A House Agriculture subcommittee, bowing to White House and chemical industry wishes, yesterday turned aside environmentalists' objections and voted to extend, unchanged, the nation's basic pesticide control law for two years.
Dismayed representatives of a coalition of national environmental groups, who had agreed beforehand to a one-year extension of the law while amendments were drafted, walked out of the legislative markup session in protest.
The full Agriculture Committee is scheduled to take up the subcommittee's two-year extension of the Federal Insecticide, Fungicide and Rodenticide Act (FIFRA) next week.
Jay Feldman of the National Coalition Against the Misuse of Pesticides said that his group will make another effort to limit the extension to one year or to add a series of tightening amendments to it.
The subcommittee's rationale for making the extension for two years was that the new administrators of the Environmental Protection Agency, shaken by controversy over favoritism to industry, need that much time to determine whether and how the pesticide law should be altered.
Among EPA officials purged in the controversy, which has drawn the investigative attention of six congressional panels, was John A. Todhunter, the assistant administrator for toxic substances and pesticides, who was alleged to have undercut FIFRA enforcement.
Both the Reagan administration and the chemical industry had pressed the subcommittee for a simple two-year extension of FIFRA to preclude the changes sought by environmental groups to strengthen public-health protection and pesticide-testing and -registration procedures.
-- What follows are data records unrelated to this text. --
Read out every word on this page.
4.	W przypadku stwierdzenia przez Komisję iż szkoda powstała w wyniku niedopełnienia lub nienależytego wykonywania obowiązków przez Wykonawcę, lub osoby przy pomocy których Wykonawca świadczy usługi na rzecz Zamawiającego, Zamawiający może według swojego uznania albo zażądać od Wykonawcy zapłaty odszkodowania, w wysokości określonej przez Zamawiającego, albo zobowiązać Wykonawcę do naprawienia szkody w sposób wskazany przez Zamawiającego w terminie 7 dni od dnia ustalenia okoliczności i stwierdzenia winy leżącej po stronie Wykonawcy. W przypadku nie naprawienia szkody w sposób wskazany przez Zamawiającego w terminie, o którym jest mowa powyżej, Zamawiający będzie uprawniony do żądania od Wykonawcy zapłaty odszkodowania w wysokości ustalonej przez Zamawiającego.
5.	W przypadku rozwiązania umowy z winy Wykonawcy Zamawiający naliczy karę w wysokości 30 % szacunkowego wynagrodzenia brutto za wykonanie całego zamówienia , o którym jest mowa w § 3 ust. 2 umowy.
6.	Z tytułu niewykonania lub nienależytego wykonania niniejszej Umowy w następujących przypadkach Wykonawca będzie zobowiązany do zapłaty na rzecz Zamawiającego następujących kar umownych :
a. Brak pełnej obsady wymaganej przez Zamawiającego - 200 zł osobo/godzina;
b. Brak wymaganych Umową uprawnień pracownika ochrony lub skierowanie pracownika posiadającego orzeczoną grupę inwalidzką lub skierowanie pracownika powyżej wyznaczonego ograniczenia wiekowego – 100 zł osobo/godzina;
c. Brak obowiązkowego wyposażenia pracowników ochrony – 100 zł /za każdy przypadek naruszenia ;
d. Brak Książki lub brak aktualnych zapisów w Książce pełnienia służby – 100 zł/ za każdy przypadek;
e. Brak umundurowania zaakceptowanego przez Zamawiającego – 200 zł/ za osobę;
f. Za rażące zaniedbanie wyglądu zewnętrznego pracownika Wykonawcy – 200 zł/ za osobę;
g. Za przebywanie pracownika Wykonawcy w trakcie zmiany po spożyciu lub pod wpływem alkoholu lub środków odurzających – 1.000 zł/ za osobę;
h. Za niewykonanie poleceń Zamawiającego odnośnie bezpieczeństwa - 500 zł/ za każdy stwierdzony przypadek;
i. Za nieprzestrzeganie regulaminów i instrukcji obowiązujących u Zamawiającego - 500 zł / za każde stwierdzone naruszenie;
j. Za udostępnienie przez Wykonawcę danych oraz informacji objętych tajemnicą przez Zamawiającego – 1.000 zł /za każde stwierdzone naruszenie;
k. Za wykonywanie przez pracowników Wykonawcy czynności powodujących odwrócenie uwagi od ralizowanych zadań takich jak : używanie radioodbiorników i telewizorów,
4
But subcommittee members indicated yesterday that they were just as concerned about their own political health. They suggested that the two-year extension was more palatable because by authorizing FIFRA without change until Sept. 30, 1985, they would avoid pesticide debate during 1984, a presidential and congressional election year.
Rep. Steve Gunderson (R-Wis.), who wanted a three-year extension, said he felt a one-year extension would "put a gun" at his head. Rep. Leon E. Panetta (D-Calif.), calling three years as bad as one, said he didn't think it appropriate to deal with such controversial issues during an election year.
Feldman and other coalition members were rankled over the subcommittee's quick action. "It's astounding, because we've been told to work within the process and that if we want respect and credibility we should work with the Agriculture Committee. Now, in effect, they have snubbed us," he said.
Rep. Pat Roberts (R-Kan.), one of the architects of the two-year approach, and Chairman George E. Brown Jr. (D-Calif.) insisted, however, that the subcommittee's "two-track plan" will assure continuity in FIFRA while allowing the panel to take time to explore more controversial changes.
The two-year extension approved yesterday authorizes $66.2 million for FIFRA activities in fiscal 1984 and continues, through 1987, a scientific advisory panel that counsels EPA on pesticide questions.